Глянув ему в лицо, Морган выразительно подняла бровь:
— Хорошо, Джулиус. И все равно ты бог.
— Саймон, — Джулиус выглядел теперь очень серьезным и говорил почти повелительно, — советую тебе не рассказывать Акселю о крошечном фарсе, случившемся здесь сегодня вечером.
— Саймон, конечно, ты ничего не расскажешь Акселю, — вскрикнула Морган. — Я умерла бы со стыда! Ему все это не покажется забавным.
— Это и не забавно! — отпарировал Саймон.
— Ты знаешь, какие у Акселя строгие взгляды. Абсурд претит ему, — продолжал Джулиус.
— А тебя так и тянет к абсурдному, милый Саймон, — вставила Морган.
— У него может возникнуть ощущение, что ты его осрамил, — сказал Джулиус.
— К тому же это было бы нечестно и по отношению ко мне. Ты только подумай: а вдруг Аксель скажет Руперту? Нет, пусть это будет нашей тайной. Пусть больше никто ничего не знает, — добавила Морган.
— Морган права, — подтвердил Джулиус.
— Хорошо, — поник Саймон. Его опять обуял прежний страх, ощущение первого шага вниз, под темные своды. — Но что, если я вернусь, а Аксель уже будет дома?..

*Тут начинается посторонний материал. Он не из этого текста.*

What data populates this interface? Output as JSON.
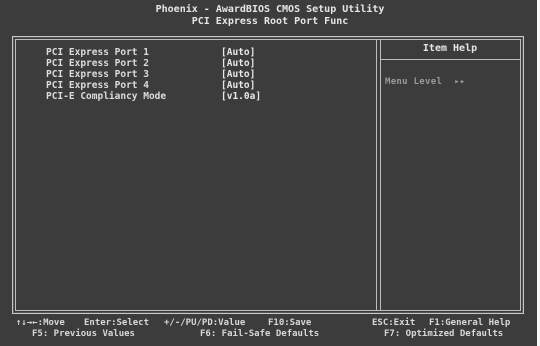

— Придумаешь что-нибудь, — пожала плечами Морган.
— Лишняя болтовня часто губит любовь, — сказал Джулиус. — Необходимый ингредиент счастливого брака — умение, если нужно, чуть-чуть солгать.
— Ну хорошо, уговорили, — сдался Саймон, по очереди посмотрев на говорящих. Все еще раскрасневшиеся от смеха, они выглядели такими уверенными, такими сильными.
Несколькими минутами позже они с Морган уже ловили такси на Брук-стрит. Саймон вернулся домой раньше Акселя.
14
— Тебе лучше идти, дорогая, — сказала Хильда, — иначе тебе грозит ненароком столкнуться с Таллисом.
— Вы что, собираетесь учинить над ним суд? — поинтересовалась Морган.
— Ну что ты говоришь!
— Спросить, честные ли у него по отношению ко мне намерения? — Морган зашлась резким смехом.
Хильда с тревогой посмотрела на сестру. В последние два дня Морган была как-то неестественно лихорадочно весела, и Хильда терялась в догадках, пытаясь понять причину. Попытки расспросов успеха не принесли. Морган явно чего-то недоговаривала.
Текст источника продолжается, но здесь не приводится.